The candidates are rated about evenly when voters are asked who they trust more to handle immigration (Obama +4 points), taxes (Obama +3 points), making the country a better place to live (Obama +2 points) and helping small businesses (Romney +2 points).

On the two critical issues for this election -- “taking the country in the right direction” and “improving the economy” -- the candidates are tied.

Slightly more voters think Obama (45 percent) has a “clear plan” for improving the economy than say the same of Romney (42 percent).  Still, more voters say the candidates don’t have a plan: 51 percent say Obama doesn’t have a plan and 49 percent say Romney doesn’t.

On personal qualities, voters think Obama is better described than Romney as being honest (+11 points), being a steady leader (+10 points) and having the right experience (+7 points).

Romney tops Obama on “understanding capitalism” (+25 points), a point the Republican convention emphasized by continuing attacks on Obama’s “you didn’t build that” statement.

The candidates are essentially tied on the attributes of keeping promises (Obama +4 points) and having strong moral values (Obama + 2 points).

Nearly half of voters say economic issues such as jobs and growth will be most important in deciding their vote for president (47 percent).  Fiscal issues such as taxes, the deficit and government spending come in a distant second (22 percent), followed by social issues (10 percent) and national security issues (4 percent).

Voters who say the economy is the top priority back Obama over Romney by 49-43 percent, while fiscal-issue voters back Romney by 47-42 percent.

Finally, how would voters feel about another term for President Obama?  Half of likely voters (50 percent) say they feel the country’s “improving” every day and they would “look forward” to another four years.  That’s more than the 43 percent who say the country’s going “down the drain” and they “dread” what would happen in a second term.

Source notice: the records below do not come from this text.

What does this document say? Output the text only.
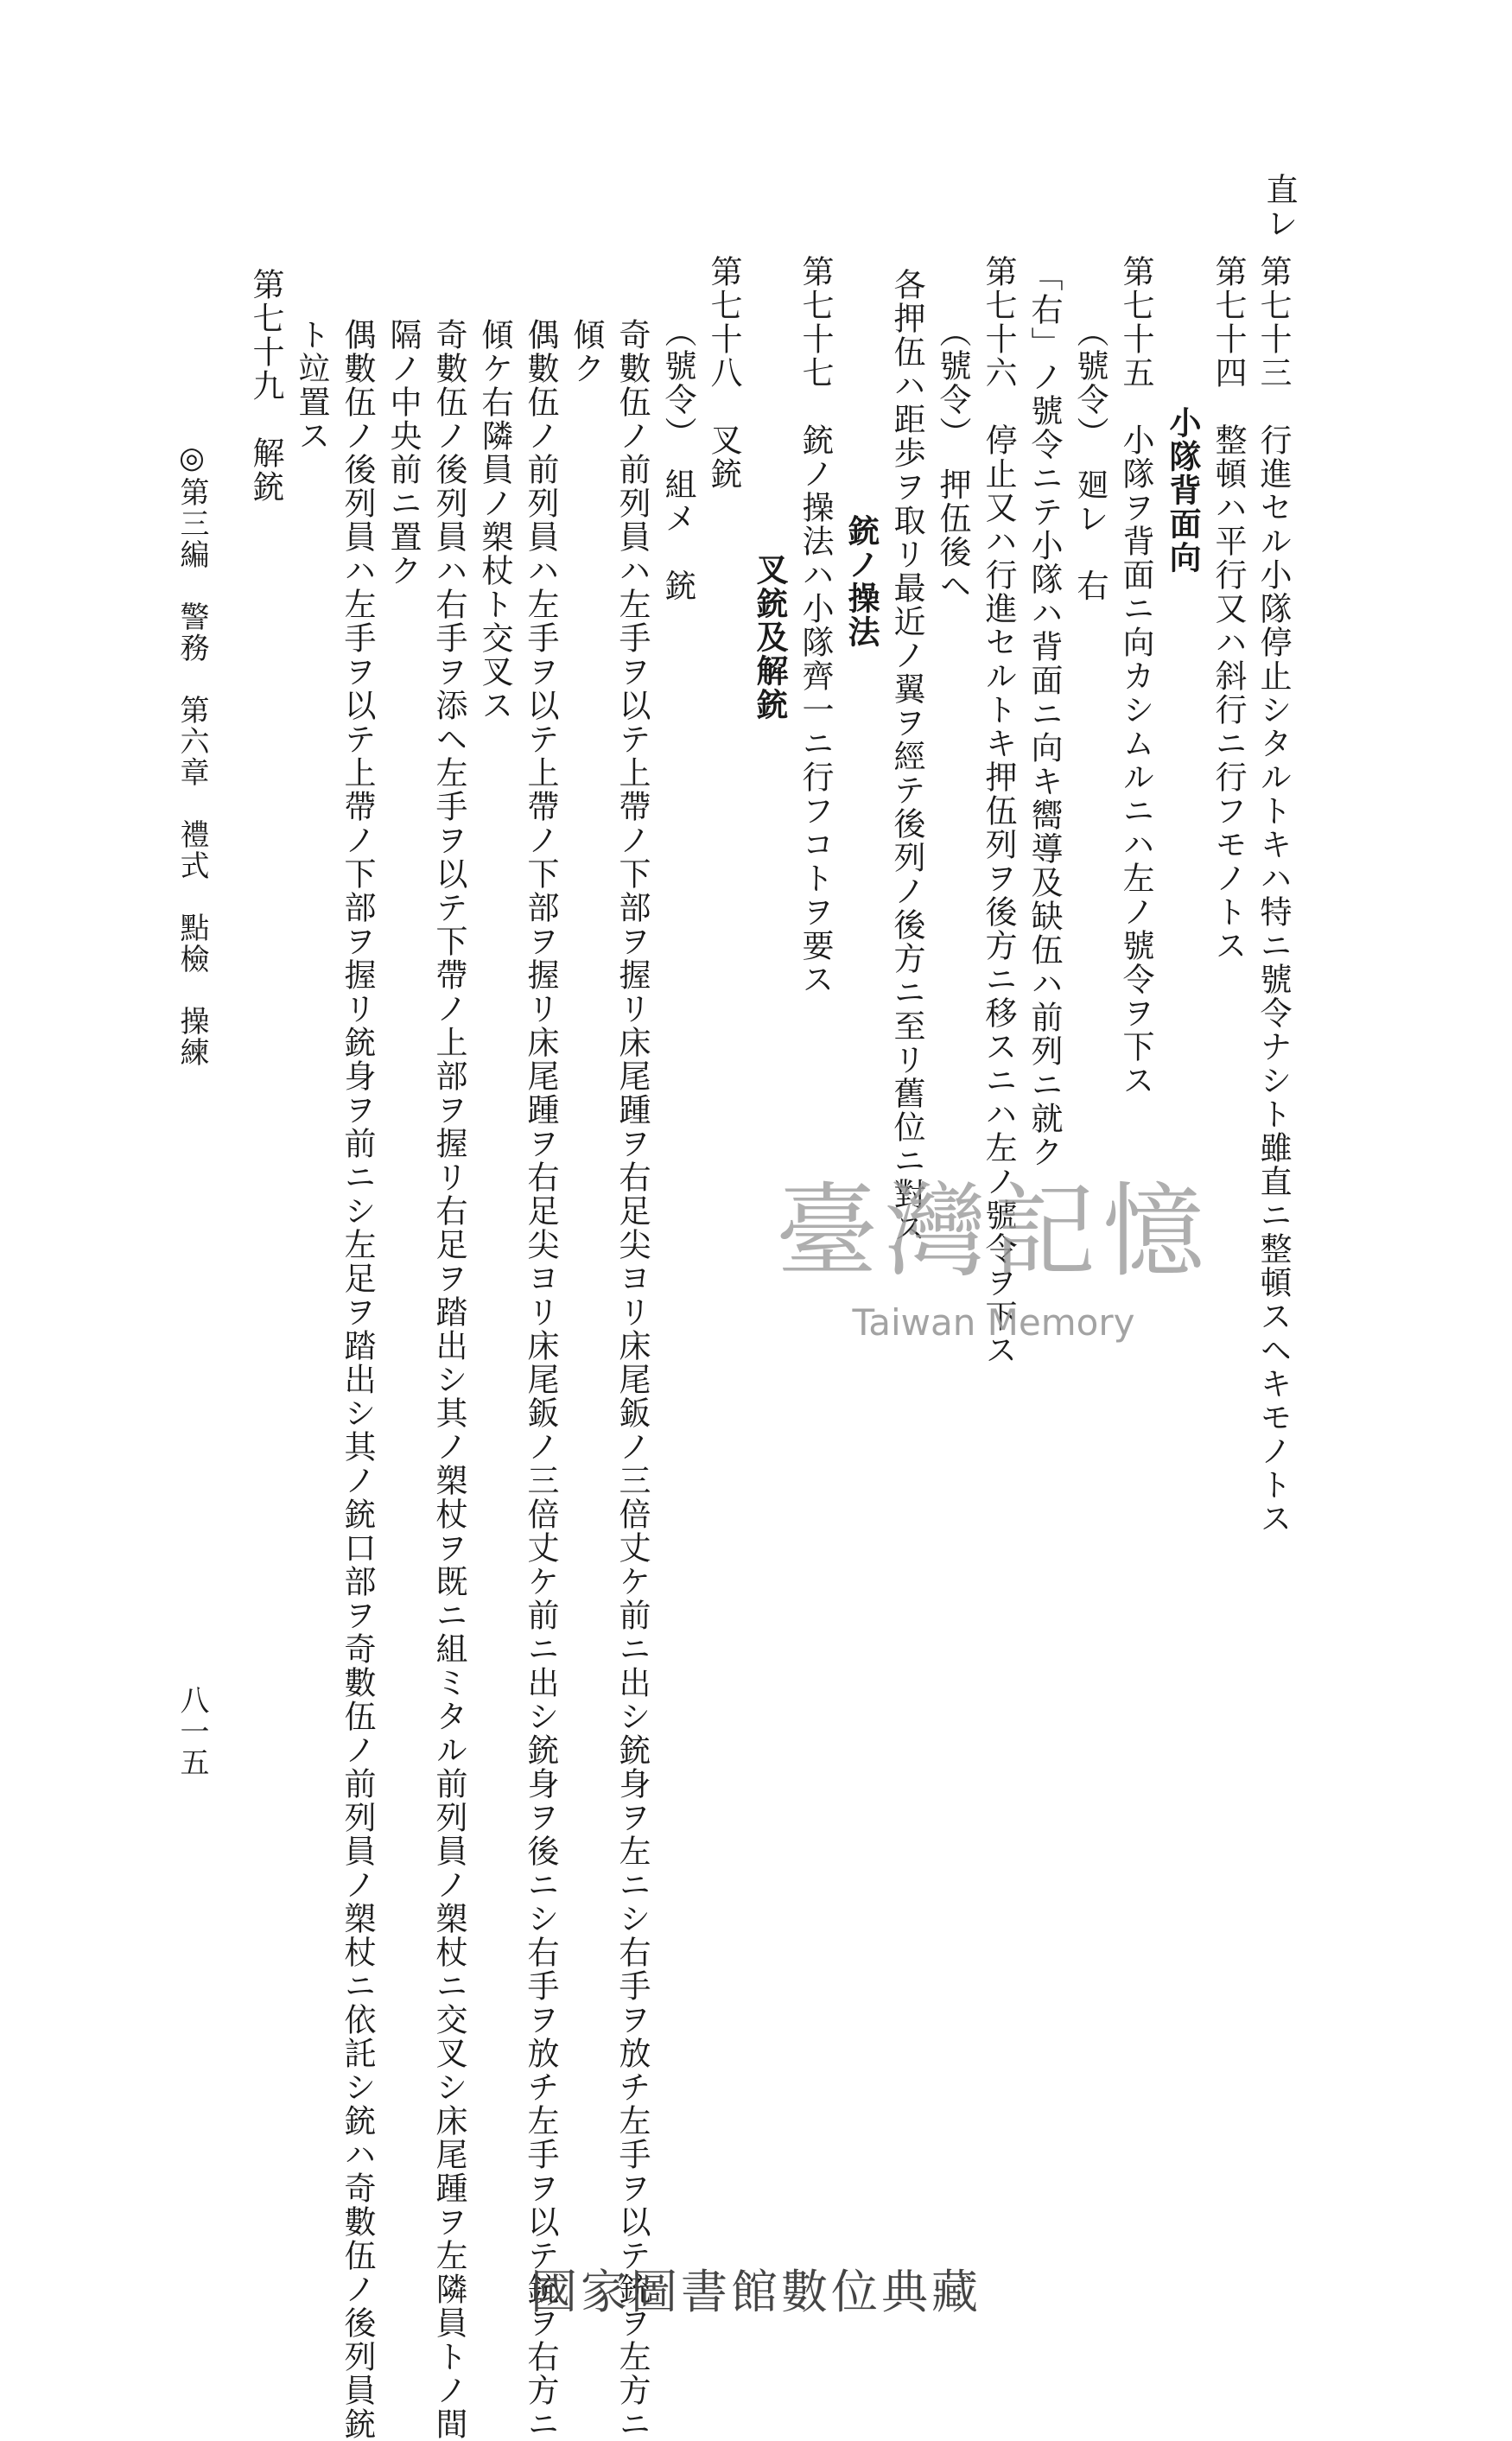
直レ
第七十三　行進セル小隊停止シタルトキハ特ニ號令ナシト雖直ニ整頓スヘキモノトス
第七十四　整頓ハ平行又ハ斜行ニ行フモノトス
小隊背面向
第七十五　小隊ヲ背面ニ向カシムルニハ左ノ號令ヲ下ス
（號令）　廻レ　右
「右」ノ號令ニテ小隊ハ背面ニ向キ嚮導及缺伍ハ前列ニ就ク
第七十六　停止又ハ行進セルトキ押伍列ヲ後方ニ移スニハ左ノ號令ヲ下ス
（號令）　押伍後ヘ
各押伍ハ距歩ヲ取リ最近ノ翼ヲ經テ後列ノ後方ニ至リ舊位ニ對ス
銃ノ操法
第七十七　銃ノ操法ハ小隊齊一ニ行フコトヲ要ス
叉銃及解銃
第七十八　叉銃
（號令）　組メ　銃
奇數伍ノ前列員ハ左手ヲ以テ上帶ノ下部ヲ握リ床尾踵ヲ右足尖ヨリ床尾鈑ノ三倍丈ケ前ニ出シ銃身ヲ左ニシ右手ヲ放チ左手ヲ以テ銃ヲ左方ニ
傾ク
偶數伍ノ前列員ハ左手ヲ以テ上帶ノ下部ヲ握リ床尾踵ヲ右足尖ヨリ床尾鈑ノ三倍丈ケ前ニ出シ銃身ヲ後ニシ右手ヲ放チ左手ヲ以テ銃ヲ右方ニ
傾ケ右隣員ノ槊杖ト交叉ス
奇數伍ノ後列員ハ右手ヲ添ヘ左手ヲ以テ下帶ノ上部ヲ握リ右足ヲ踏出シ其ノ槊杖ヲ既ニ組ミタル前列員ノ槊杖ニ交叉シ床尾踵ヲ左隣員トノ間
隔ノ中央前ニ置ク
偶數伍ノ後列員ハ左手ヲ以テ上帶ノ下部ヲ握リ銃身ヲ前ニシ左足ヲ踏出シ其ノ銃口部ヲ奇數伍ノ前列員ノ槊杖ニ依託シ銃ハ奇數伍ノ後列員銃
ト竝置ス
第七十九　解銃
◎第三編　警務　第六章　禮式　點檢　操練
八一五
臺灣記憶
Taiwan Memory
國家圖書館數位典藏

The Fox News poll is based on live telephone interviews on landlines and cell phones from September 9 to September 11 among 1,056 randomly-chosen likely voters nationwide.  Likely voters are registered voters who are considered most likely to vote in the November presidential election.  The poll is conducted under the joint direction of Anderson Robbins Research (D) and Shaw & Company Research (R).  For the total sample, it has a margin of sampling error of plus or minus three percentage points.